Островом стала древняя-предревняя горная вершина, густо поросшая растительностью; отвесные скалы вздымались прямо из океана. Там, где мелководье гасило силу волн, образовалась небольшая естественная гавань с узкой полосой белого песка, на котором расположились потерпевшие крушение. Перебравшись через крутые скалы, Араминта могла вдоволь любоваться прозрачной, словно стекло, водой, бегущими вдаль горными склонами, а кое-где ей даже удалось разглядеть побелевшие остовы упавших деревьев.
Во время охоты в джунглях они наткнулись на старинную дорогу: ровные блоки шероховатого камня кремового цвета вели вглубь острова; но ни один моряк не пожелал пойти по ним.
— Эта работа Затонувших, — дрожащими от неподдельного страха голосами заявили они, суеверно осеняя себя всевозможными оградительными знаками.
Они и ее одну не пустили отправиться по дороге.
Прошло три дня, закончился ливневый шторм, а черный флаг все так же спокойно реял над морем, и угроза болтаться на виселице все возрастала. Когда Араминта снова попыталась убедить их пойти на разведку по древнему пути, несколько человек согласились.
Дорога тянулась вверх по горному склону, мимо высеченных в скале небольших ниш, где сохранились покрытые мхом обломки изваяний. Древний путь вел круто вверх, и порой приходилось ползти даже на четвереньках, с трудом отыскивая точки опоры. Араминте не хотелось думать о том, как труден был путь три тысячи лет назад, до Потопа, когда тропа начиналась у подножия горы, а не у ее вершины. При виде каждой новой пещеры мужчины содрогались, но все же продолжали идти вверх. Ничего не происходило, разве только пыль забила им ноздри, заставляя все время чихать, да еще Джема Горея ужалила оса.
Тропа заканчивалась у святилища, расположенного на самой вершине. У входа покоились два массивных изваяния женщин-львов. Прошло столько лет, а их высокая грудь и волосы отлично сохранились. Кровля святилища находилась на высоте двадцати футов, ее поддерживали искусно сработанные колонны не толще запястья Араминты, каждая из которых представляла собой удлиненную грациозную женскую фигуру. С балок все еще свисали легкие драпировки ткани — колышущиеся ветром широкие полосы чисто-белой материи. В центре возвышался алтарь из белого камня, на котором лежал большой диск сияющего серебра.
— Богиня ветра, — мрачно констатировал мистер Рибб. — Несомненно, богиня ветра; нечего нам тут делать. Даже не думай, Порлок, — добавил он, осаживая моряка жестким взглядом. — Не суйся туда, если тебе жизнь дорога.
— Я только гляну, — сказал Порлок, уставясь на серебряный диск, и поставил ногу на первую ступень.
Зашевелились женщины-львы, распахнули черные как смоль очи и обернулись к незваному гостю. Он было отскочил, вернее, попытался: нога не могла оторваться от ступени.

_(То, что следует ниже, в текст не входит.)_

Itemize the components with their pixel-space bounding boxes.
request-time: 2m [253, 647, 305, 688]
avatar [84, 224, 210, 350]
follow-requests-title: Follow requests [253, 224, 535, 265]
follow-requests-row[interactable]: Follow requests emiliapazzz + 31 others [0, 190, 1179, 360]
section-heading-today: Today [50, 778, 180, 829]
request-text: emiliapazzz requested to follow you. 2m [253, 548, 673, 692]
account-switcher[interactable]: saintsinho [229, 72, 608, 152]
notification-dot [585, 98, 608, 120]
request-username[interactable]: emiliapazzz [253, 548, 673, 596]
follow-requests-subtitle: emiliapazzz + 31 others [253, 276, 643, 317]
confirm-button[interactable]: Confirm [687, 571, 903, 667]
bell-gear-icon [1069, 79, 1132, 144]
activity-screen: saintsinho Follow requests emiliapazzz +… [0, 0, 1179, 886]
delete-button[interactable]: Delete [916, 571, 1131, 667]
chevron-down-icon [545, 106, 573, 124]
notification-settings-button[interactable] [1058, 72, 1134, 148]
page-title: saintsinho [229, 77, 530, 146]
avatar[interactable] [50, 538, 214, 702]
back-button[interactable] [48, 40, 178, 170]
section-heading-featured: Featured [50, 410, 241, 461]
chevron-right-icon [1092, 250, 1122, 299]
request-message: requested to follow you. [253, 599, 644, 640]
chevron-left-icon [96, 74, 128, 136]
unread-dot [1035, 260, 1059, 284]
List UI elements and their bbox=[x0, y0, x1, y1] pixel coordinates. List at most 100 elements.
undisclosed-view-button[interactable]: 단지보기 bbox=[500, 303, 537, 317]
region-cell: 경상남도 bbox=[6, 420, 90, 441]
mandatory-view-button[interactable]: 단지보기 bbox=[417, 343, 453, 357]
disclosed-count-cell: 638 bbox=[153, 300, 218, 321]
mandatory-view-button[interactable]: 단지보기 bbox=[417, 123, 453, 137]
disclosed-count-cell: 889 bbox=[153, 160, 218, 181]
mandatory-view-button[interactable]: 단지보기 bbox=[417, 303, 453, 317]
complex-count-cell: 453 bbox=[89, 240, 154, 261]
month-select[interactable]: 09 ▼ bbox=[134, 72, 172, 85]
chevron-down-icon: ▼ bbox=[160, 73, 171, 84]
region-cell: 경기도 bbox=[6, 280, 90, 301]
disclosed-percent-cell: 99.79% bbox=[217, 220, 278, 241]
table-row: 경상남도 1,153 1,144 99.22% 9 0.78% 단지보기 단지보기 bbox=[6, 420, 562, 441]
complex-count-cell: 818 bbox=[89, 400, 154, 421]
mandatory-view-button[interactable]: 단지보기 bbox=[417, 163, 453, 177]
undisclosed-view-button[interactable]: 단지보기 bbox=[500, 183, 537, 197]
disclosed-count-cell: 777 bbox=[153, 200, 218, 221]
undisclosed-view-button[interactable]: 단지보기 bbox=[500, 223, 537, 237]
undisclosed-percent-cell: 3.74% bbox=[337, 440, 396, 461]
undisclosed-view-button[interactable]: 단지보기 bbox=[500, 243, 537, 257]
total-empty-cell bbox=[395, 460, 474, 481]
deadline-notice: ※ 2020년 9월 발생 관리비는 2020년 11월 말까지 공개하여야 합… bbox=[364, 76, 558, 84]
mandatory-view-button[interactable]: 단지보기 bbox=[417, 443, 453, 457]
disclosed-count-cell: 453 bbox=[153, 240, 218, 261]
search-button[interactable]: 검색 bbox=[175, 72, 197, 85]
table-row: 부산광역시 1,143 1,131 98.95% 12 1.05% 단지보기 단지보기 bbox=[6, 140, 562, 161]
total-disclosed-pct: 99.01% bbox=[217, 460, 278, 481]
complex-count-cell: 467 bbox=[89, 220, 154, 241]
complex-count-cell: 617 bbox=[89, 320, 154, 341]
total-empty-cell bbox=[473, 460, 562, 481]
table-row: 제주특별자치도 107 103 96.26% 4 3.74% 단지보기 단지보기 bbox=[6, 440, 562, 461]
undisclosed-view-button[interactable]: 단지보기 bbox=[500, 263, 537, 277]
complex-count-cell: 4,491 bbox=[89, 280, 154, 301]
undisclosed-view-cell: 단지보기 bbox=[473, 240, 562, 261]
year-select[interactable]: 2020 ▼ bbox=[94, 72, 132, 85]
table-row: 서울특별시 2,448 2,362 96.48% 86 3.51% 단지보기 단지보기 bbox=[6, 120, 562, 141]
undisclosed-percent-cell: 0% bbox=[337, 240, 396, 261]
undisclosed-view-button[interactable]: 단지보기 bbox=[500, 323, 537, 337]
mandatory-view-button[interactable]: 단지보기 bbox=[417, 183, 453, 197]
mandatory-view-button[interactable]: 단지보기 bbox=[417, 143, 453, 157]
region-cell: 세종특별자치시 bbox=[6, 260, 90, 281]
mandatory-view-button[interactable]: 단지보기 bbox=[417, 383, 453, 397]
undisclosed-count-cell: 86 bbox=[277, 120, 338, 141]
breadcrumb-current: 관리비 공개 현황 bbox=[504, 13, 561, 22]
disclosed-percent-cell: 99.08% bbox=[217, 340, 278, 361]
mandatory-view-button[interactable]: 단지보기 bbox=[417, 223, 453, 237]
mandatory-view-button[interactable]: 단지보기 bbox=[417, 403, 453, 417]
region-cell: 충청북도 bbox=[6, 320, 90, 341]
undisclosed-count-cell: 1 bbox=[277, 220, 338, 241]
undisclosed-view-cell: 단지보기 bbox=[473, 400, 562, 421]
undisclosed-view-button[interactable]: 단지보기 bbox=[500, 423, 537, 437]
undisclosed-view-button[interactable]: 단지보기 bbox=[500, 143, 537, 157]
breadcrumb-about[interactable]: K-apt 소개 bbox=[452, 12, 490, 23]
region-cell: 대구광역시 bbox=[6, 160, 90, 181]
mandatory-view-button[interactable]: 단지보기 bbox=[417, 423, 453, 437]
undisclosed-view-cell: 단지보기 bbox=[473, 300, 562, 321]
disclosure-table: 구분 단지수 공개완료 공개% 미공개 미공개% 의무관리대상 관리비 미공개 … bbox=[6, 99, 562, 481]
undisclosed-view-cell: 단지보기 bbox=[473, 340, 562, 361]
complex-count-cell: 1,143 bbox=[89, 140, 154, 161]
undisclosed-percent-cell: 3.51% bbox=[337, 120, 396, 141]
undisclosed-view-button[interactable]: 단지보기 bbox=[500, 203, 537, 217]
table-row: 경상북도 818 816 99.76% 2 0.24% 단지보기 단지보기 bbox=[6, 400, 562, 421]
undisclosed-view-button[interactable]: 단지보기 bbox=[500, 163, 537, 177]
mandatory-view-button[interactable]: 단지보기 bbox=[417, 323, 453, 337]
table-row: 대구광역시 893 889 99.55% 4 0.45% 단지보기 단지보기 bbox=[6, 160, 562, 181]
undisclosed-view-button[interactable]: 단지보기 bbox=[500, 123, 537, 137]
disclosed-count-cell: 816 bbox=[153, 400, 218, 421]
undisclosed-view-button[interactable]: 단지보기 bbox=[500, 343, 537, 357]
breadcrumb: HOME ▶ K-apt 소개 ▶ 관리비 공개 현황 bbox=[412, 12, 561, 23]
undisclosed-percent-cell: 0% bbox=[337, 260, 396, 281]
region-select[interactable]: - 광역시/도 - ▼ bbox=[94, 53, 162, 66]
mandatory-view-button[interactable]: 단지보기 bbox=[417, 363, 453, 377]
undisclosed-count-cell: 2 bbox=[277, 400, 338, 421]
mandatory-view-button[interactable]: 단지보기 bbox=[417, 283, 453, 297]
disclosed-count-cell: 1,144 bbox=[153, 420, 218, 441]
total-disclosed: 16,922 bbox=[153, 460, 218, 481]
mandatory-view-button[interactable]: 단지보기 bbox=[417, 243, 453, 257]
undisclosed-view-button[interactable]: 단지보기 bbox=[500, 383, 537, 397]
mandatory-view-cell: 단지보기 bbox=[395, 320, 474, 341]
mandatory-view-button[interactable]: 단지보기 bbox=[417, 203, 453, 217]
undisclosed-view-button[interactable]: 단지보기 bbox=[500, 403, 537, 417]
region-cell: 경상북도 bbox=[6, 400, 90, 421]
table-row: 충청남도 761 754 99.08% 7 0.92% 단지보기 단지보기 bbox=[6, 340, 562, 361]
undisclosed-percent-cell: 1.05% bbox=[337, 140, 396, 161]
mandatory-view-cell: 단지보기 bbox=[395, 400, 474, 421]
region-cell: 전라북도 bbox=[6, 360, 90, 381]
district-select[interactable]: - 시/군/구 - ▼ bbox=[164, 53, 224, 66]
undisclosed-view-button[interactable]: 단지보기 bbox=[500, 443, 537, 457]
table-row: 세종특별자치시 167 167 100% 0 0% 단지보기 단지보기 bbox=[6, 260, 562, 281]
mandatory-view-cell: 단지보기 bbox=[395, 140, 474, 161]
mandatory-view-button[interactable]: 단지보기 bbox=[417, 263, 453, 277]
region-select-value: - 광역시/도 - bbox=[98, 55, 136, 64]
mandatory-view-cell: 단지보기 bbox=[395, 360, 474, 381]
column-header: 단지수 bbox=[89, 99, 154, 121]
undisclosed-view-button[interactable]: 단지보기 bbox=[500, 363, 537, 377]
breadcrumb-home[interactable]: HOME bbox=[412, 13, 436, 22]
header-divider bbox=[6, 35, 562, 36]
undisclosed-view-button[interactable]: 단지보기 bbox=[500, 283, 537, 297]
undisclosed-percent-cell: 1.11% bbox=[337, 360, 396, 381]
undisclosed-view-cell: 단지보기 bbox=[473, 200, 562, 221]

— На помощь, друзья! — отчаянно вскричал моряк. — Дайте руку…
Но никто не пришел к нему на помощь. Со скрежетом, похожим на треск жерновов, женщины-львы встали на толстые лапы и неспешно двинулись к нему. Взяв несчастного за руки и дернув в разные стороны, они без усилий разорвали его на две части, каждую из которых вновь разодрали надвое.
Матросы бросились прочь, сломя голову помчались вниз по горному склону. Женщины-львы повернули головы и проводили их взглядом. Одна Араминта не стала спасаться бегством, но подождала, пока удерут остальные. Ожившие статуи вновь улеглись на своих местах, но глаза не закрывали, зорко следя за ней.
Некоторое время Араминта размышляла. За свою жизнь она прочла немало и вполне осознавала опасность. Ей вовсе не улыбалось стать вечной узницей святилища и навсегда остаться на горной вершине; возможно, наказание ждало не только безрассудных мужчин, дерзнувших войти в храм. Но в пользу попытки говорил тот факт, что святыня не требовала особой охраны: какая бы магия ни воздвигла и ни поддерживала святилище, ей было достаточно страшных статуй. А камни, которыми была выложена дорога к храму, стали гладкими не только под действием непогоды: некогда их шлифовали ноги многочисленных паломников.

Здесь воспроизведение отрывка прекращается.